Chromosome 18 ring

Overview

Chromosome 18 Ring: A rare chromosomal disorder where genetic material from one or both ends of chromosome 18 is missing and the two broken ends have rejoined to form a ring. The resulting type and severity of symptoms is determined by the amount and location of genetic material missing.

Symptoms

In most individuals, ring 18 changes the way the brain develops and works. 

Infants, toddlers, and young children with ring 18 may develop more slowly than those without ring 18.  For example, it may take a little longer for them to roll over, sit, crawl, and walk.  It may also take longer for them to reach for and grab toys, hold a bottle, and to feed themselves. Language skills also develop later than their peers.  Almost all children with ring 18 will require some type of therapy, such as speech, occupational, or physical therapy.

People with ring 18 usually have some cognitive disability, though the degree of impairment varies among individuals. Again, it is important to remember that every person with ring 18 is different.  Some may be more severely affected than others.  At this time, we cannot predict exactly how ring 18 will affect a child’s development. 

Some people with ring 18 have a condition called holoprosencephaly.  Holoprosencephaly is a type of birth defect in which the brain fails to divide into two separate halves during early embryonic development.  This term includes a wide range of severity.  In some babies, this condition is so severe that they do not survive in the womb or they may die shortly after birth.

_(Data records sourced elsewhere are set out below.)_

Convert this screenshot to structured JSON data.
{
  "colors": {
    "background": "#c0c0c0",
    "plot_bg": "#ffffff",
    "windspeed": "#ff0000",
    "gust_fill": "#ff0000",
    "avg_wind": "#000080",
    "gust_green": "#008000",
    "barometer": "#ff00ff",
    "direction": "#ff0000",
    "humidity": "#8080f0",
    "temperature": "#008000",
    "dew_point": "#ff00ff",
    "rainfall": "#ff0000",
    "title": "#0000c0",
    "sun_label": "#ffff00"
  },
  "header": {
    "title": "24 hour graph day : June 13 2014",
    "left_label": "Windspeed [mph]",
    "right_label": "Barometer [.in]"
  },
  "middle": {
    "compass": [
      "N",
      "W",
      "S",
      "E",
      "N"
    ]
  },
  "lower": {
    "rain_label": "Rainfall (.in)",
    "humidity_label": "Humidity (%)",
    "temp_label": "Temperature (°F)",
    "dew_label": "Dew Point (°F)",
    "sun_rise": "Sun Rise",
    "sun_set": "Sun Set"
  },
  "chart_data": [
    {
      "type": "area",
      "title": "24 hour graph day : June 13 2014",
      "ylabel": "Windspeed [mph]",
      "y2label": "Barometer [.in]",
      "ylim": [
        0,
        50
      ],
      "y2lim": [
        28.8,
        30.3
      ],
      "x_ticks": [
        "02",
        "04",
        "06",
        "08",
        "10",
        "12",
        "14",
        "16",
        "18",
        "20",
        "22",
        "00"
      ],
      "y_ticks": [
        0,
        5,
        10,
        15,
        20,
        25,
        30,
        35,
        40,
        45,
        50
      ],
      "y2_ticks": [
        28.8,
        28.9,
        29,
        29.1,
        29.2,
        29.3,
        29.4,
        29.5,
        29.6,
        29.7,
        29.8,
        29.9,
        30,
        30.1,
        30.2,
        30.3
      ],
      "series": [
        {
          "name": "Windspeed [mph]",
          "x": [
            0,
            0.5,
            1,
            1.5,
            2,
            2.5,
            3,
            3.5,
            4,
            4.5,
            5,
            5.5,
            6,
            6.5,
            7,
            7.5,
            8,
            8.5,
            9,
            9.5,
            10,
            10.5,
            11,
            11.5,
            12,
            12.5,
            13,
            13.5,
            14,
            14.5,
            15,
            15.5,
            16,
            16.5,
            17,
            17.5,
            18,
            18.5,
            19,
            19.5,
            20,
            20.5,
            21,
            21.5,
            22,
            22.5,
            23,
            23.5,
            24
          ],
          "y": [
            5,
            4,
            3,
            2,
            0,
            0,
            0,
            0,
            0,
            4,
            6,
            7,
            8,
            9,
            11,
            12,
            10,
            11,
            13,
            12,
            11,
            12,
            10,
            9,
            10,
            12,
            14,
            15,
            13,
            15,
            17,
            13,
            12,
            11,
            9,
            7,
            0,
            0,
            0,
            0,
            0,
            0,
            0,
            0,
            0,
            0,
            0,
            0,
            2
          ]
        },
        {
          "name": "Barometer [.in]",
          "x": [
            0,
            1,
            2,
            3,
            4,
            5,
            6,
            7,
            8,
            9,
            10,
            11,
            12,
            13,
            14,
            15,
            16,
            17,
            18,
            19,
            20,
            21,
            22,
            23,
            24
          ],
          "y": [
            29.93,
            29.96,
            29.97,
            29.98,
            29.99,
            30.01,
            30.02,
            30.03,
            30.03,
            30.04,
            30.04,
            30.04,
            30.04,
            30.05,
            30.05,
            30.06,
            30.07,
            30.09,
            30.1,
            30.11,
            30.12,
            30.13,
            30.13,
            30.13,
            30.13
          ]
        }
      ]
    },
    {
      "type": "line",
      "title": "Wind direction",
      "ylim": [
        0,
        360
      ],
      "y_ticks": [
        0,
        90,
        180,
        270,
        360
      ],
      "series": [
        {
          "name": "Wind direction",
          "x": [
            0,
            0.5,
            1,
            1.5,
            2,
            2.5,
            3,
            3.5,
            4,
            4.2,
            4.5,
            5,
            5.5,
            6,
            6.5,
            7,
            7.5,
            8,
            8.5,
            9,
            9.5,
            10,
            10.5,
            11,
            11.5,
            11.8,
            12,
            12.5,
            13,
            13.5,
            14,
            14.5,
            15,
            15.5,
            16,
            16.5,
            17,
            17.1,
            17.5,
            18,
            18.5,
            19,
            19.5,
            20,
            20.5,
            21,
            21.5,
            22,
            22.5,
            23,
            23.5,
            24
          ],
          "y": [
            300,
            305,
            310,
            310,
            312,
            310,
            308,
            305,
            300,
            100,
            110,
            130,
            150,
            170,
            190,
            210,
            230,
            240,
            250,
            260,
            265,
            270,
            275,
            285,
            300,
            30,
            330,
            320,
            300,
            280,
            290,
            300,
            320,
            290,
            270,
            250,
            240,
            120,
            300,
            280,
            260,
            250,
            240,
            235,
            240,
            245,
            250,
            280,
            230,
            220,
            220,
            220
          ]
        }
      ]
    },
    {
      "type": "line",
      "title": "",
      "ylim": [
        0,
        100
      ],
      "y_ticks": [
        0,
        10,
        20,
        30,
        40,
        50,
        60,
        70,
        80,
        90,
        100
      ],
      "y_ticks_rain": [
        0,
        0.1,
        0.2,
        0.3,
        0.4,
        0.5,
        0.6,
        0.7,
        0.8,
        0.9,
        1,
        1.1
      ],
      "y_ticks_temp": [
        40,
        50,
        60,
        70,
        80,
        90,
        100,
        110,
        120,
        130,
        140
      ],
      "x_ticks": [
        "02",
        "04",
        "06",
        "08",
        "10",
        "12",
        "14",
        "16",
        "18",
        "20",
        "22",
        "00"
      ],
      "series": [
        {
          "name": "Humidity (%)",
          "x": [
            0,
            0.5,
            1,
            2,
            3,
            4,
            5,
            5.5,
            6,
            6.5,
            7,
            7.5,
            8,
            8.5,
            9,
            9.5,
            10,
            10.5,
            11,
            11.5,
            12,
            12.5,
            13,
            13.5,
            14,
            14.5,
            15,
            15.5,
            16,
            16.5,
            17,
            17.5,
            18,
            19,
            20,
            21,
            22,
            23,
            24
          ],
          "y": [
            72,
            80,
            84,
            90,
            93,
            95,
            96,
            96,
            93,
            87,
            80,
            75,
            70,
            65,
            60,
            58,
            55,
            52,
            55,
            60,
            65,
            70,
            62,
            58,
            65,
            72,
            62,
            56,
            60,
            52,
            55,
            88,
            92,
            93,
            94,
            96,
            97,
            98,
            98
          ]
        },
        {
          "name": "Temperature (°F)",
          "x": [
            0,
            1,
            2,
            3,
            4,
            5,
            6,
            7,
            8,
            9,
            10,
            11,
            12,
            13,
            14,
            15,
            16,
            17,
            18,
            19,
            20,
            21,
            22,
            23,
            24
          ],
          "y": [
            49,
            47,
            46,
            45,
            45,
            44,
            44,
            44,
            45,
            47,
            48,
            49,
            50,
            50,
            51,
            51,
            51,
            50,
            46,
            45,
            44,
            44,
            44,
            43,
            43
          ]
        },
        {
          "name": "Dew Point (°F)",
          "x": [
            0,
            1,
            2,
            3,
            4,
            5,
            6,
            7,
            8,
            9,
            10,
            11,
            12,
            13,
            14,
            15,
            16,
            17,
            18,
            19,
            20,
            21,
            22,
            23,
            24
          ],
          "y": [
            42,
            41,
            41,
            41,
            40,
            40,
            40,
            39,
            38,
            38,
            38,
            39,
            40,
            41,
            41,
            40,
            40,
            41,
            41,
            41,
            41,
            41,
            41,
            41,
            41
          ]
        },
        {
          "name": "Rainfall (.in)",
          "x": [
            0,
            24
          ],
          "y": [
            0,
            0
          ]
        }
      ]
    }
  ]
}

Vision problems are often found in people with ring 18.  Strabismus is fairly common in people with ring 18.  Strabismus occurs when the movements of the eyes are not coordinated with one another.  This is frequently referred to as being “cross-eyed”. Sometimes, people with ring 18 have nystagmus, or involuntary eye movements.  Near-sightedness and far-sightedness also happen fairly frequently in people with ring 18.

For more information refer to chromosome 18 registry and research society. 

Causes

Chromosome 18 Ring is usually caused by spontaneous (de novo) errors very early in the development of the embryo that appear to occur randomly for unknown reasons (sporadically).

Diagnosis

The signs and symptom information on this page attempts to provide a list of some possible signs and symptoms of Chromosome 18 Ring. This medical information about signs and symptoms for Chromosome 18 Ring has been gathered from various sources, may not be fully accurate, and may not be the full list of Chromosome 18 Ring signs or Chromosome 18 Ring symptoms. Furthermore, signs and symptoms of Chromosome 18 Ring may vary on an individual basis for each patient. Only your doctor can provide adequate diagnosis of any signs or symptoms and whether they are indeed Chromosome 18 Ring symptoms.

Prognosis

 In general, if a person with Ring 18 is in good health with no major birth defects, there is no reason that they should not live to adulthood.  In fact, within the Chromosome 18 Clinical Research Center, three out of the 25 study participants are over 18 years old.  However, there have been at least two instances of premature death in a person with Ring 18.  One child passed away at 4½ years due to lung failure.  Unfortunately, no additional medical records are available for this individual.  There was another young participant who died at 5 years old.  Although the official cause of death is unknown, this child had a history of hydrocephalus and heart problems as well as breathing difficulties, all of which may have contributed to his death.  It is important to remember that early death in this population is the exception rather than the rule.